Eğer doğru ise 1 Yılı aşkın işssiz durumda olmanızdan maddi bir derdinizin olmadığı ve konforunuzu bozmak istemediğiniz anlaşılıyor İİBF gibi genel bir bölümden mezun olup iş bulamamak imkansız gibidir belli ki siz istemiyorsunuz aksi ayrıca herkes mezun olduğu alanda iş bulacak diye bir kaide yok dünyanın hiçbir yerinde böyle bir sistem yok zaten bu yüzden devletler vatandaşlarını girişimciliğe yönlendiriyor neyse
madem tavsiye istiyorsunuz bir yerden başlayın devamı gelir. Geçici bir süre markette kasiyerlik olabilir mesela (maddiyat ve statü olarak bakmayın insan ilişkileri ve iş ortamı tecrübesi olur bu süre zarfında daha iyi işler bulursunuz devamı gelir.)

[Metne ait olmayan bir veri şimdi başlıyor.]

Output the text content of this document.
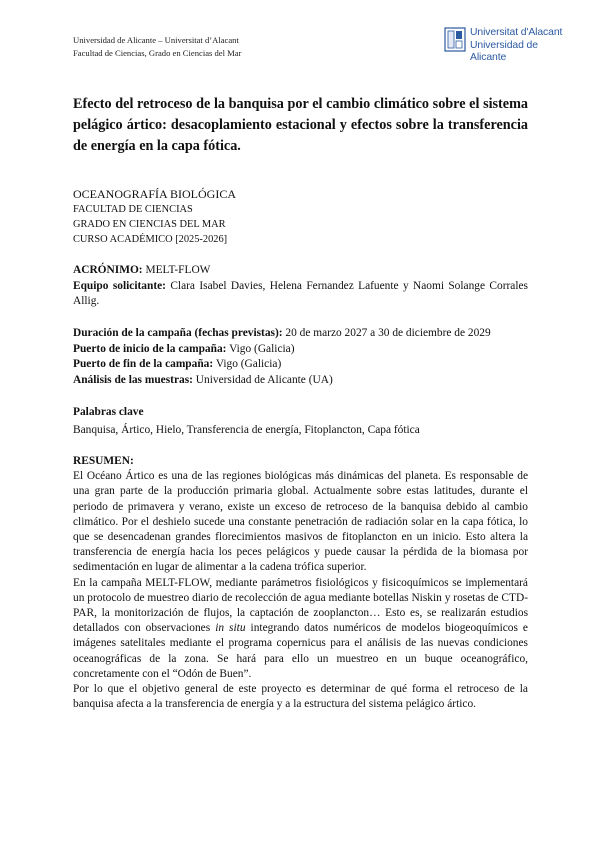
Universidad de Alicante – Universitat d’Alacant
Facultad de Ciencias, Grado en Ciencias del Mar
Universitat d'Alacant
Universidad de Alicante
Efecto del retroceso de la banquisa por el cambio climático sobre el sistema pelágico ártico: desacoplamiento estacional y efectos sobre la transferencia de energía en la capa fótica.
OCEANOGRAFÍA BIOLÓGICA
FACULTAD DE CIENCIAS
GRADO EN CIENCIAS DEL MAR
CURSO ACADÉMICO [2025-2026]
ACRÓNIMO: MELT-FLOW
Equipo solicitante: Clara Isabel Davies, Helena Fernandez Lafuente y Naomi Solange Corrales Allig.
Duración de la campaña (fechas previstas): 20 de marzo 2027 a 30 de diciembre de 2029
Puerto de inicio de la campaña: Vigo (Galicia)
Puerto de fin de la campaña: Vigo (Galicia)
Análisis de las muestras: Universidad de Alicante (UA)
Palabras clave
Banquisa, Ártico, Hielo, Transferencia de energía, Fitoplancton, Capa fótica
RESUMEN:

El Océano Ártico es una de las regiones biológicas más dinámicas del planeta. Es responsable de una gran parte de la producción primaria global. Actualmente sobre estas latitudes, durante el periodo de primavera y verano, existe un exceso de retroceso de la banquisa debido al cambio climático. Por el deshielo sucede una constante penetración de radiación solar en la capa fótica, lo que se desencadenan grandes florecimientos masivos de fitoplancton en un inicio. Esto altera la transferencia de energía hacia los peces pelágicos y puede causar la pérdida de la biomasa por sedimentación en lugar de alimentar a la cadena trófica superior.

En la campaña MELT-FLOW, mediante parámetros fisiológicos y fisicoquímicos se implementará un protocolo de muestreo diario de recolección de agua mediante botellas Niskin y rosetas de CTD-PAR, la monitorización de flujos, la captación de zooplancton… Esto es, se realizarán estudios detallados con observaciones in situ integrando datos numéricos de modelos biogeoquímicos e imágenes satelitales mediante el programa copernicus para el análisis de las nuevas condiciones oceanográficas de la zona. Se hará para ello un muestreo en un buque oceanográfico, concretamente con el “Odón de Buen”.

Por lo que el objetivo general de este proyecto es determinar de qué forma el retroceso de la banquisa afecta a la transferencia de energía y a la estructura del sistema pelágico ártico.
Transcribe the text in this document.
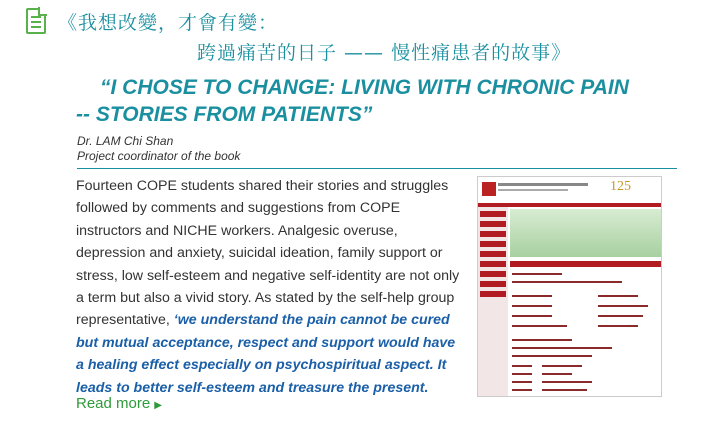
《我想改變，才會有變：
跨過痛苦的日子 —— 慢性痛患者的故事》
“I CHOSE TO CHANGE: LIVING WITH CHRONIC PAIN
-- STORIES FROM PATIENTS”
Dr. LAM Chi Shan
Project coordinator of the book
Fourteen COPE students shared their stories and struggles followed by comments and suggestions from COPE instructors and NICHE workers. Analgesic overuse, depression and anxiety, suicidal ideation, family support or stress, low self-esteem and negative self-identity are not only a term but also a vivid story. As stated by the self-help group representative, ‘we understand the pain cannot be cured but mutual acceptance, respect and support would have a healing effect especially on psychospiritual aspect. It leads to better self-esteem and treasure the present.
Read more ▶
125
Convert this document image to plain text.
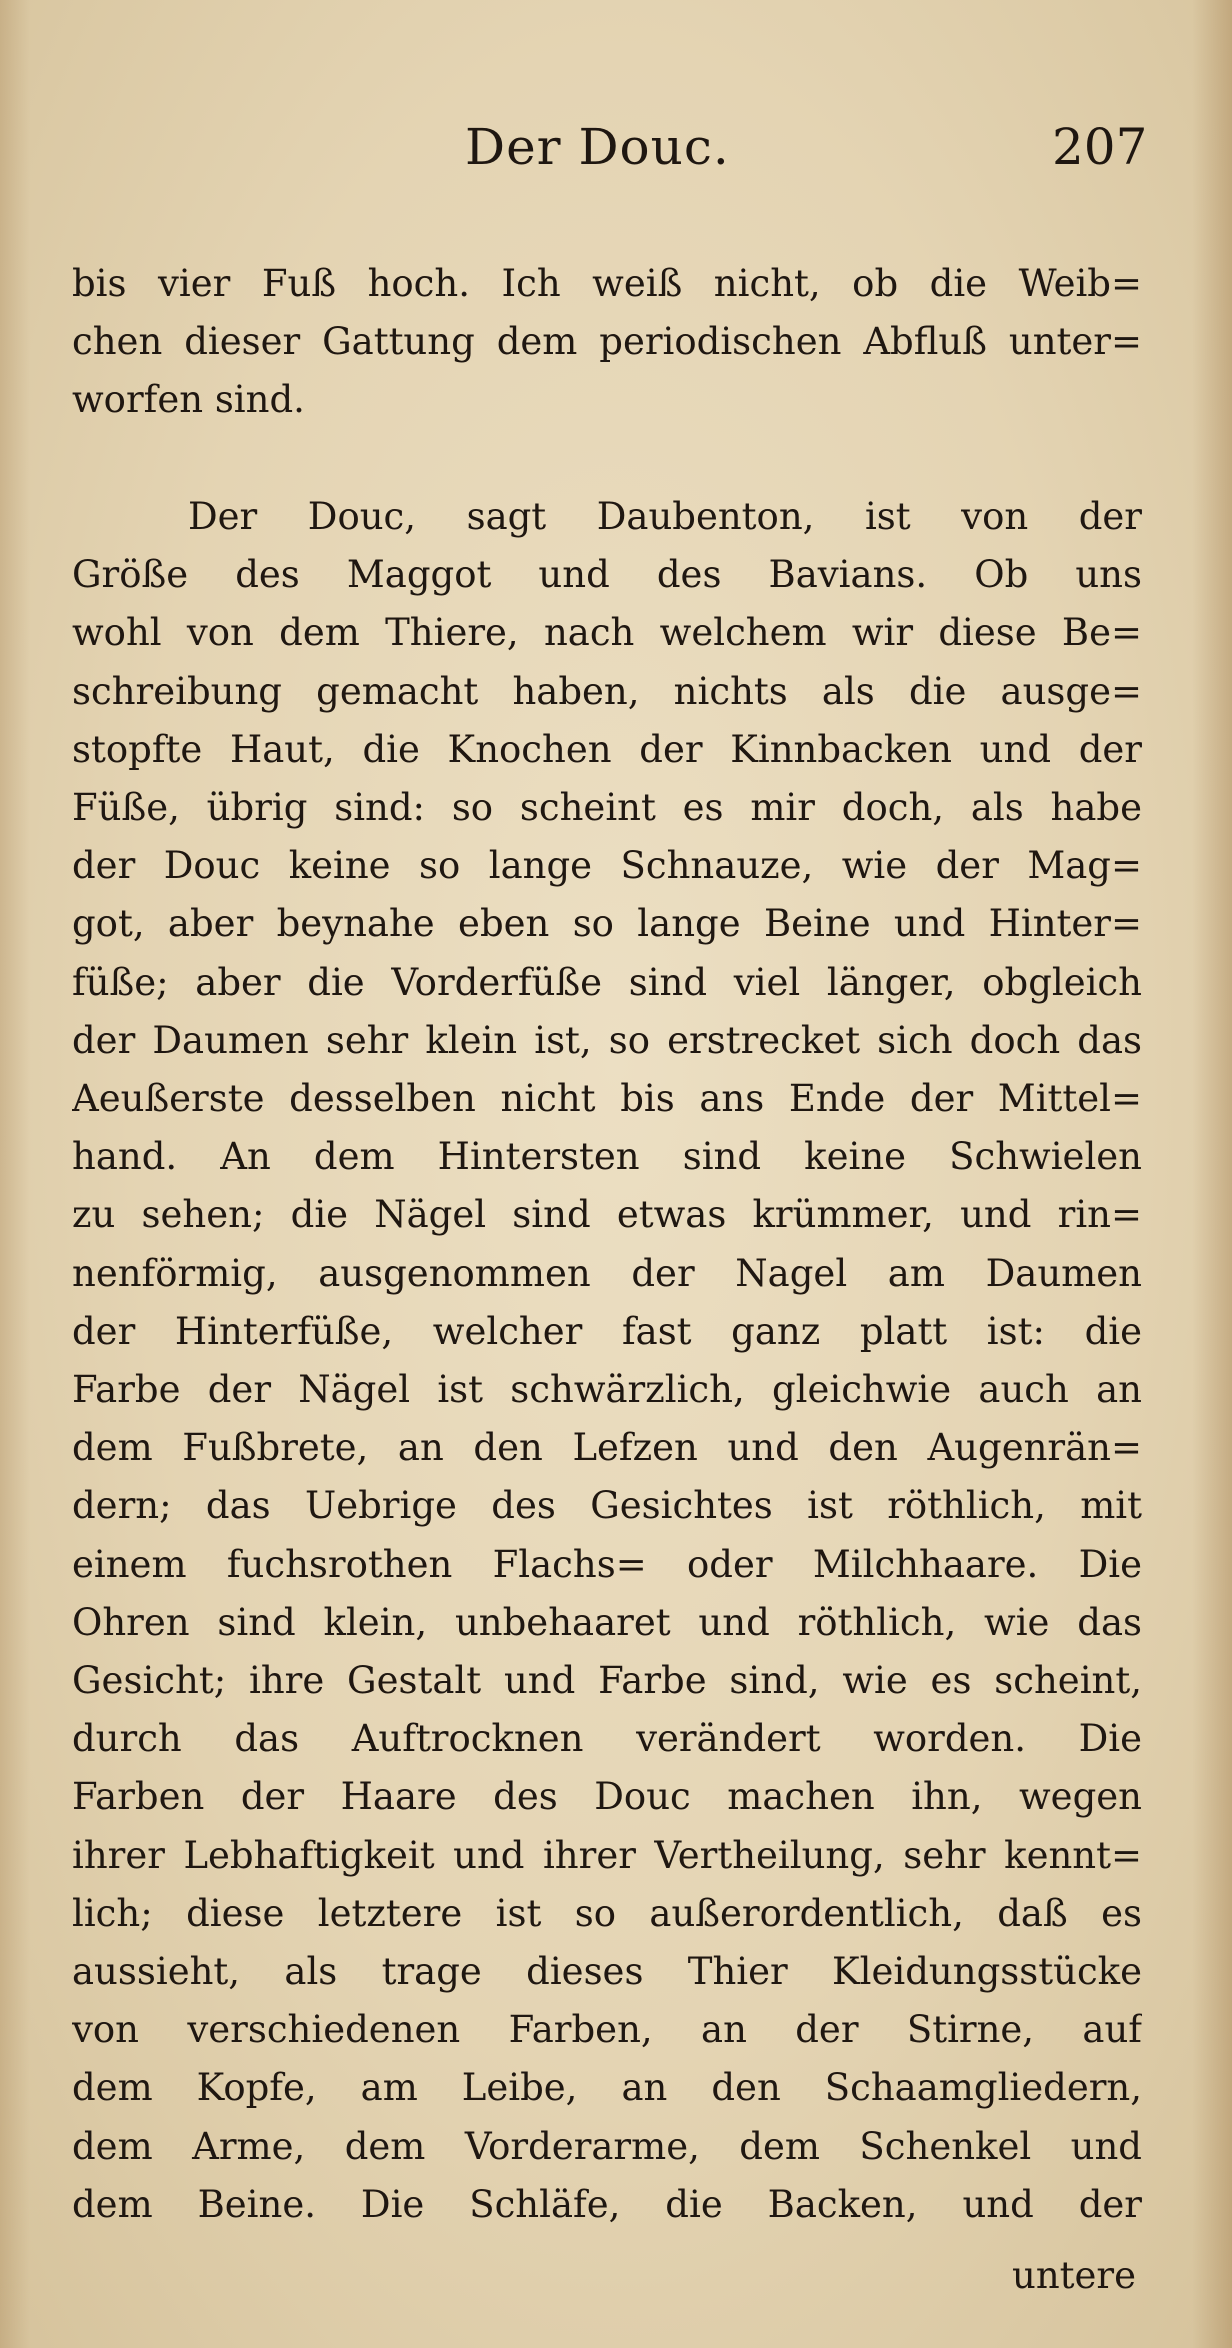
Der Douc.	207
bis vier Fuß hoch. Ich weiß nicht, ob die Weib=
chen dieser Gattung dem periodischen Abfluß unter=
worfen sind.
Der Douc, sagt Daubenton, ist von der
Größe des Maggot und des Bavians. Ob uns
wohl von dem Thiere, nach welchem wir diese Be=
schreibung gemacht haben, nichts als die ausge=
stopfte Haut, die Knochen der Kinnbacken und der
Füße, übrig sind: so scheint es mir doch, als habe
der Douc keine so lange Schnauze, wie der Mag=
got, aber beynahe eben so lange Beine und Hinter=
füße; aber die Vorderfüße sind viel länger, obgleich
der Daumen sehr klein ist, so erstrecket sich doch das
Aeußerste desselben nicht bis ans Ende der Mittel=
hand. An dem Hintersten sind keine Schwielen
zu sehen; die Nägel sind etwas krümmer, und rin=
nenförmig, ausgenommen der Nagel am Daumen
der Hinterfüße, welcher fast ganz platt ist: die
Farbe der Nägel ist schwärzlich, gleichwie auch an
dem Fußbrete, an den Lefzen und den Augenrän=
dern; das Uebrige des Gesichtes ist röthlich, mit
einem fuchsrothen Flachs= oder Milchhaare. Die
Ohren sind klein, unbehaaret und röthlich, wie das
Gesicht; ihre Gestalt und Farbe sind, wie es scheint,
durch das Auftrocknen verändert worden. Die
Farben der Haare des Douc machen ihn, wegen
ihrer Lebhaftigkeit und ihrer Vertheilung, sehr kennt=
lich; diese letztere ist so außerordentlich, daß es
aussieht, als trage dieses Thier Kleidungsstücke
von verschiedenen Farben, an der Stirne, auf
dem Kopfe, am Leibe, an den Schaamgliedern,
dem Arme, dem Vorderarme, dem Schenkel und
dem Beine. Die Schläfe, die Backen, und der
untere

Uluslararası geçerliliği olan ve kolunuzda altın bilezik olacak olan yazılım dili (java) öğrenmenizi tavsiye ederim.
1 yılda pek çok görüşmeye katıldım ve çoğu olumsuz sonuçlandı, bir tanesiyle olacak gibi oldu ama olmadı, iyi ki de olmamış, konforu bozmamaktan ziyade geri dönüş alamamak diyelim, başvurduğum ilan sayısını şu an hatılamıyorum, java gibi, c# gibi oop bir dili öğrenmek mantıklı, zaten liseden az biraz c# bilgim vardı tazelemek şart,
soruna tam olarak cevap veremem ancak biraz kendimden bahsedeyim, sen de nasiplen.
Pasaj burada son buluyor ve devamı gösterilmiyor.